Transformer l’idée en expérience 1


Le pouvoir du concret. Plus une idée parle à des aspects différents des émotions et de la mémoire, plus elle accrochera.

Une enseignante de l’Iowa, Jane Elliott, a un jour conçu un message tellement puissant – parlant à tant d’aspect différents des émotions et de la mémoire – que vingt ans plus tard, ses élèves s’en souviennent toujours.

Martin Luther King Jr. a été assassiné le 4 avril 1968. Le lendemain, Jane Elliot, enseignante dans une école élémentaire de l’Iowa, s’est retrouvée en train d’essayer d’expliquer sa mort à une classe d’élèves de 10 ans.
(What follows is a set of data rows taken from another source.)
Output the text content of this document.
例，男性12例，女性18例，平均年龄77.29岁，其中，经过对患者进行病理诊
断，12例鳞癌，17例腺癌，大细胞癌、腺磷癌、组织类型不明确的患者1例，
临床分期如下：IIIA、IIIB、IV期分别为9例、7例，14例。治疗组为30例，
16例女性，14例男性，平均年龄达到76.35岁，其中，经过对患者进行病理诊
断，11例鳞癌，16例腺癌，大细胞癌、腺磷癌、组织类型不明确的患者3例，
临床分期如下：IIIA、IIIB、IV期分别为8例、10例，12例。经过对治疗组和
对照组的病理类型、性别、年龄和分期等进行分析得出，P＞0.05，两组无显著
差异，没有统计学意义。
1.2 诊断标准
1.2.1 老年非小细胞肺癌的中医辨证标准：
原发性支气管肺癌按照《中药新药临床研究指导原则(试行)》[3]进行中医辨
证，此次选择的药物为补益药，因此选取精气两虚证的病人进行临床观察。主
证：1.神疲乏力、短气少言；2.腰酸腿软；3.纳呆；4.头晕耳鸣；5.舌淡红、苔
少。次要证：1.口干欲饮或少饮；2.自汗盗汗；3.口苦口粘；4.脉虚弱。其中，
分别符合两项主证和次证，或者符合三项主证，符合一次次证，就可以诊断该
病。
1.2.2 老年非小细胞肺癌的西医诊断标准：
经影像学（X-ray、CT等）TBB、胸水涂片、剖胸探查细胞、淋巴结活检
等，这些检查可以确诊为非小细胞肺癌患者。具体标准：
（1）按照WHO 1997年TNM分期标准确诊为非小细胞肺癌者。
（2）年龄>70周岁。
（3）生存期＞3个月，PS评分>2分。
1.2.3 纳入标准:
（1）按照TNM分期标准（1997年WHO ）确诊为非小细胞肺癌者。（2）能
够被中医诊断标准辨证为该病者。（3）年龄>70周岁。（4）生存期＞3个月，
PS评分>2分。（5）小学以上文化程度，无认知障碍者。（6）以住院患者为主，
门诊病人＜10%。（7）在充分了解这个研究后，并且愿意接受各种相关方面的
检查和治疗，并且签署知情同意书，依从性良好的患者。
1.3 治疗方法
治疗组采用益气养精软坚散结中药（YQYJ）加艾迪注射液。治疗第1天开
Dans la ville à population exclusivemtn blanche de Riceville, Iowa, les élèves avaient entendu parler de Martin Luther King mais ne comprenaient pas qui aurait bien pu souhaiter sa mort, ni pourquoi.

Jane Elliott : « Je savais que l’heure était venue d’aborder la question de manière concrète parce que nous parlions de discrimination raciale depuis le premier jour d’école. Mais il était impossible d’expliquer l’assassinat de Martin Luther King – un de nos « héros du mois » – deux mois plus tôt, à des enfants de 10 ans de Riceville, Iowa. »

Elliot est arrivée en classe le lendemain avec un plan : rendre les préjugés raciaux tangibles pour ses élèves. Au début du cours, elle a divisé ses élèves en deux groupes : ceux qui avaient les yeux bleux et ceux qui avaient les yeux marron. Elle a ensuite fait une déclaration choquante : « Les élèves aux yeux marron sont supérieurs aux élèves aux yeux bleus. Ce sont les meilleurs individus de cette salle. » Les groupes ont été séparés: les enfants aux yeux bleus ont été obligés de s’asseoir au fond de la classe. L’institutrice dit aux enfants aux yeux marron qu’ils étaient plus intelligents. Elle leur a accordé davantage de temps de récréation. Les enfants aux yeux bleus ont dû porter des colliers spéciaux pour que tout le monde sache de loin de quelle couleur étaient leurs yeux. Les deux groupes n’avaient pas le droit dt jouer ensemble pendant la récréation.

Elliott a été choquée de la rapidité avec laquelle sa classe s’est transformée. « J’ai vu ces enfants se transformer en sales gosses vicieux et racistes … c’était horrible, explique-t-elle. Les amitiés se sont évanouies en un instant, les enfants aux yeux marron se moquant de leurs anciens amis aux yeux bleus. » Un élève aux yeux marron a même demandé à Elliott de quel droit elle étair maîtresse puisqu’elle avait les yeux bleus.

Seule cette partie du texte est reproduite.